GERECHTSHOF ARNHEM-LEEUWARDEN
locatie Leeuwarden
afdeling civiel recht, handel
zaaknummer gerechtshof 200.170.992/01
(zaaknummer rechtbank Noord-Nederland 30630841 / CV EXPL 14-4248)
arrest van 17 mei 2016
in de zaak van
[appellant] ,
wonende te [woonplaats] ( [land 1] ),
appellant,
in eerste aanleg: eiser,
hierna:
[appellant],
advocaat: mr. S.M.E. van Dijsseldonk, kantoorhoudend te Eindhoven,
tegen
[geïntimeerde],
wonende te [woonplaats] (gemeente [gemeente] ),
geïntimeerde,
in eerste aanleg: gedaagde,
hierna:
[geïntimeerde],
advocaat: mr. H.H. Gerdes, kantoorhoudend te Groningen.

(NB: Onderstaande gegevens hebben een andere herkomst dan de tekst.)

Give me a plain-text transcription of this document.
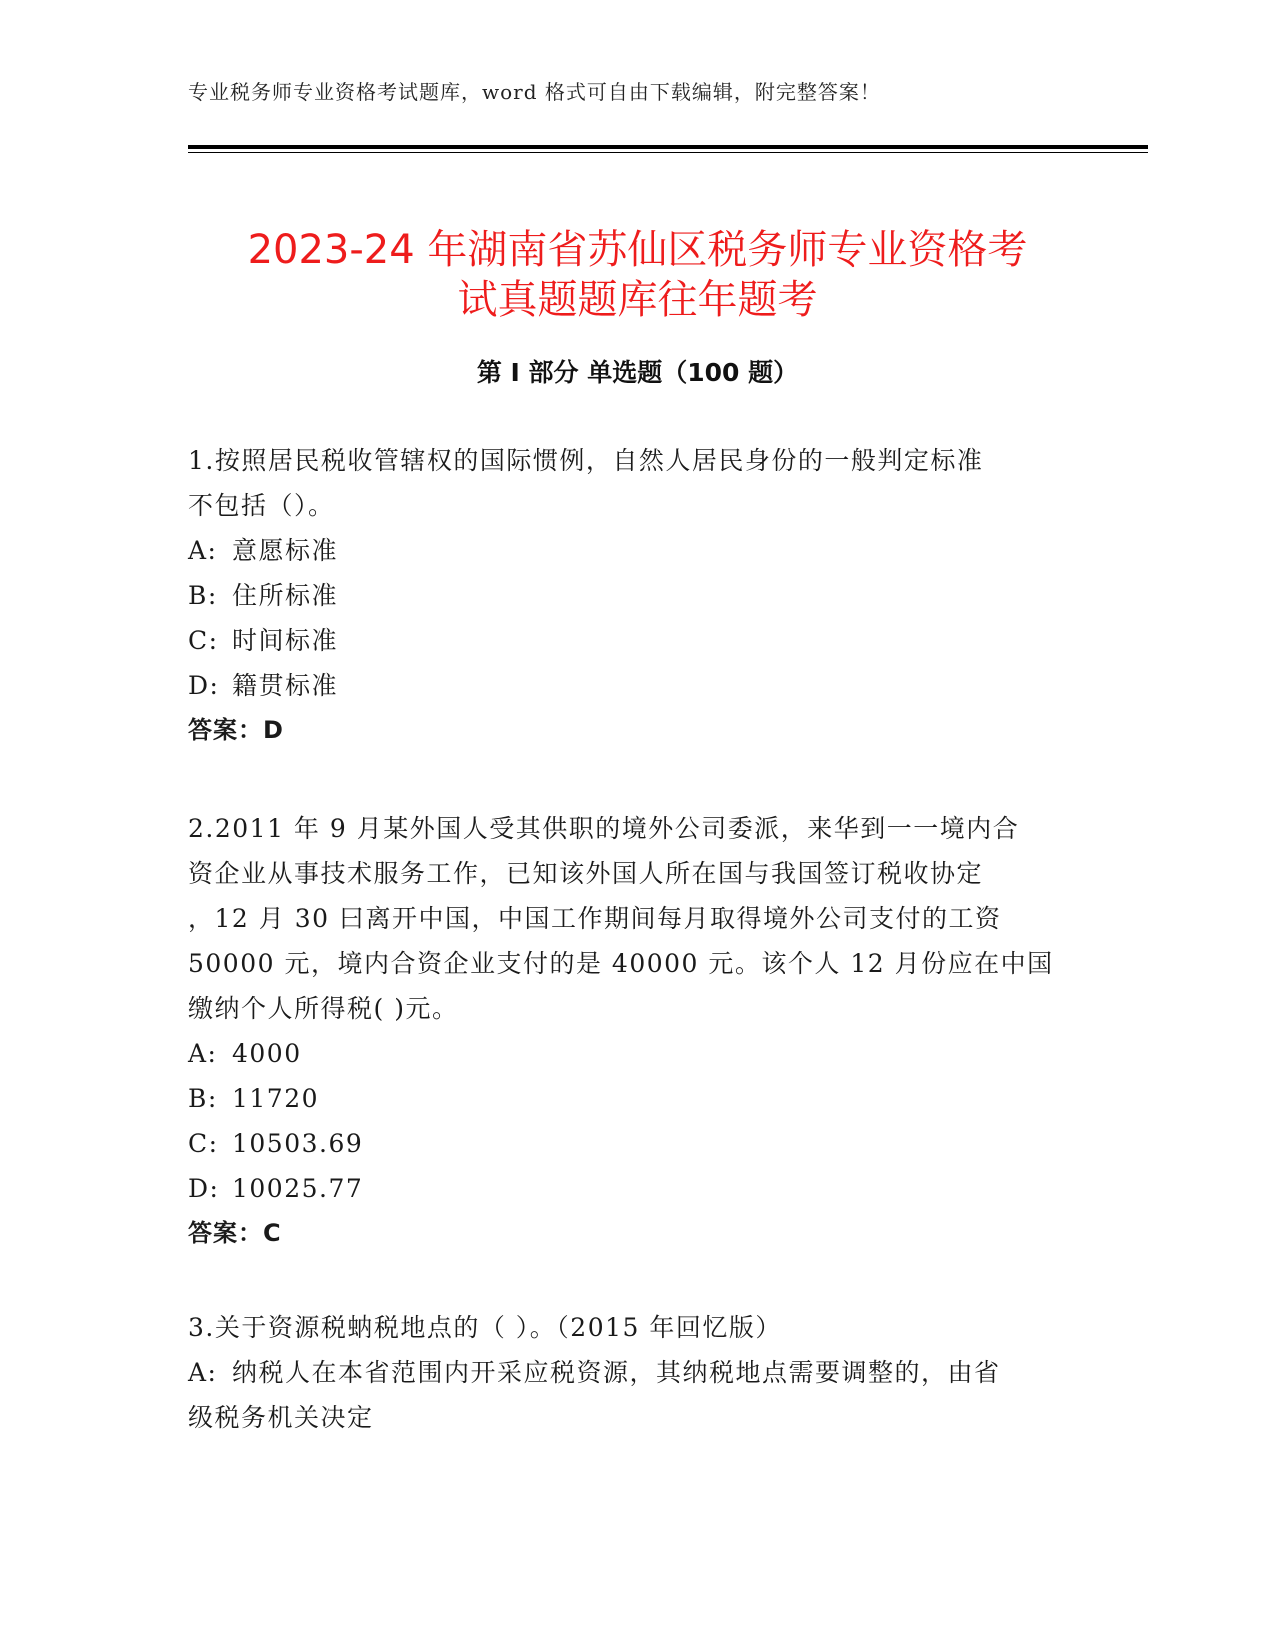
专业税务师专业资格考试题库，word 格式可自由下载编辑，附完整答案！
2023-24 年湖南省苏仙区税务师专业资格考
试真题题库往年题考
第 I 部分 单选题（100 题）
1.按照居民税收管辖权的国际惯例，自然人居民身份的一般判定标准
不包括（）。
A: 意愿标准
B: 住所标准
C: 时间标准
D: 籍贯标准
答案：D
2.2011 年 9 月某外国人受其供职的境外公司委派，来华到一一境内合
资企业从事技术服务工作，已知该外国人所在国与我国签订税收协定
，12 月 30 曰离开中国，中国工作期间每月取得境外公司支付的工资
50000 元，境内合资企业支付的是 40000 元。该个人 12 月份应在中国
缴纳个人所得税( )元。
A: 4000
B: 11720
C: 10503.69
D: 10025.77
答案：C
3.关于资源税蚋税地点的（ ）。（2015 年回忆版）
A: 纳税人在本省范围内开采应税资源，其纳税地点需要调整的，由省
级税务机关决定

1.Het verdere verloop van het geding in hoger beroep

1.1
Het hof neemt de inhoud van het tussenarrest van 26 januari 2016 hier over. Hierna heeft een comparitie van partijen plaatsgehad, waarna het hof op grond van het zittingsdossier arrest heeft bepaald.

2.De vaststaande feiten

2.1
Tegen de weergave van de vaststaande feiten in rechtsoverweging 2.1, 2.2 en 2.3 van genoemd vonnis van 2 december 2014 is geen grief ontwikkeld en ook anderszins is niet van bezwaren daartegen gebleken, zodat ook in hoger beroep van die feiten zal worden uitgegaan. Deze feiten, aangevuld met feiten die in hoger beroep zijn komen vast te staan, luiden:
2.1.1
[appellant] heeft met [geïntimeerde] een overeenkomst gesloten die is neergelegd in een akte van d.d. 14 juni 2010. De akte luidt, voor zover van belang:
"
Schuldbekentenis en Akte van Geldlening
De ondergetekenden:
[geïntimeerde] , geboren op [geboortedatum] te [geboorteplaats] in rechte handelend namens [bedrijf geintimeerde] te [vestigingsplaats] , [adres 2] [vestigingsplaats] in [land 2] ,
hierna te noemen de schuldenaar,
verklaart wegens ter leen ontvangen gelden schuldig te zijn aan:
[appellant] , geboren op [geboortedatum] te [geboorteplaats] en wonende aan [adres 1] [woonplaats] in [land 1] ,
hierna te noemen de schuldeiser,
de som van 10.000 euro, zegge tienduizend euro, hierna te noemen de hoofdsom.
De navolgende bepalingen zijn van toepassing:
1. De hoofdsom is beschikbaar voor schuldenaar op 14 juni 2010 en opeisbaar door schuldeiser op uiterlijk 30 september 2010.
2. Over de hoofdsom of het na aflossing resterende gedeelte daarvan is met ingang van 14 juni 2010 een rente verschuldigd van 8 procent per jaar, te voldoen op de eerste van de maand, voor het eerst op 14 juli 2010.
Daarnaast is verschuldigd een eenmalig bedrag, gelijk aan 5% over de hoofdsom. (...)"
2.1.2
[bedrijf geintimeerde] is een vennootschap van [geïntimeerde] en haar echtgenoot.
2.1.3
[appellant] heeft [geïntimeerde] aangesproken tot terugbetaling van de lening. [geïntimeerde] is ook na herhaald verzoek niet tot betaling overgegaan.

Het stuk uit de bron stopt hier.